Readers of this space know that one preferred investment includes natural gas and natural gas services plays, and one operation worth a review is Clean Energy Fuels CLNE.
Note: I consider Clean Energy to be a high-risk stock not suitable for moderate-risk/low-risk investors. Don't consider CLNE if you can't tolerate a 30% to 50% drop in the stock's price: it could happen.
Clean Energy Fuels designs, builds, operates, and maintains natural gas fueling stations, which provide compressed natural gas (CNG) and liquid natural Gas (LNG) to clients.
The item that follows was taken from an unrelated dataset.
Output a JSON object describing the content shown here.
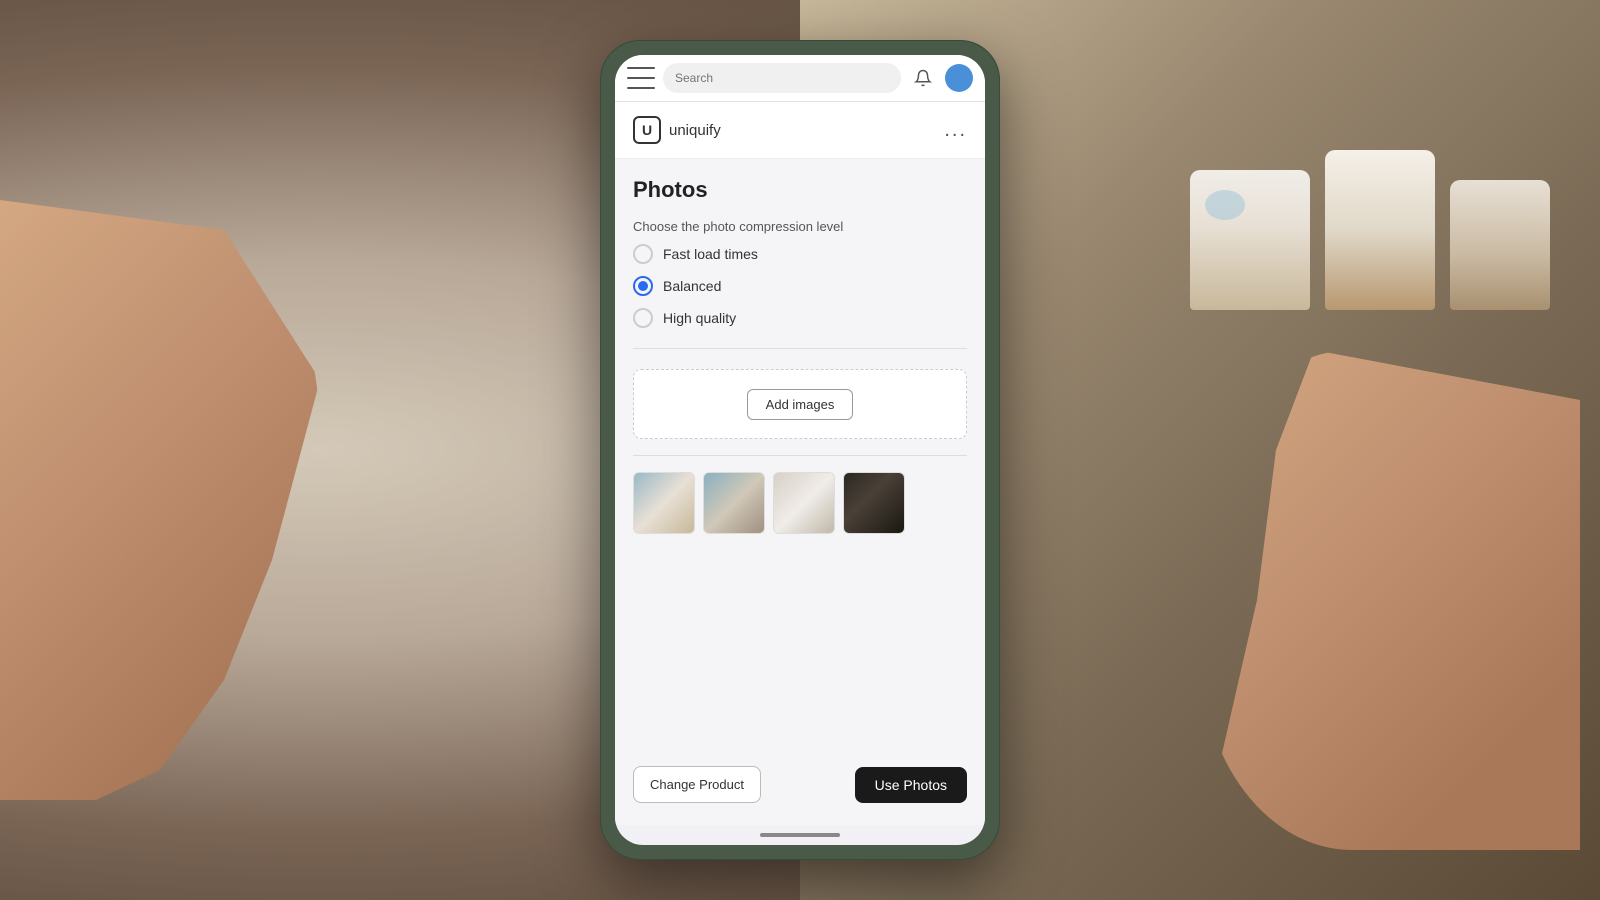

The company currently operates more than 200 fueling stations nationally that fuel more than 20,000 vehicles.
Clean Energy Fuels also provides natural gas vehicle systems and conversions for taxis, limousines, vans, pick-up trucks, and shuttle buses through its BAF subsidiary in Texas.
The view from here argues that natural gas as a transportation fuel will continue to increase its market share amid sustained, relatively-high oil prices (an average of $60 per barrel this decade, 2010-2020), and as the network of natural gas refueling stations expands.
Cheaper, cleaner, domestic natural gas is catching on as a transportation fuel for fleets that fill-up at a central point (such as bus operators), but the major market share gains will occur when there are enough filling stations to enable 18-wheel, long-haul trucks to convert to natural gas.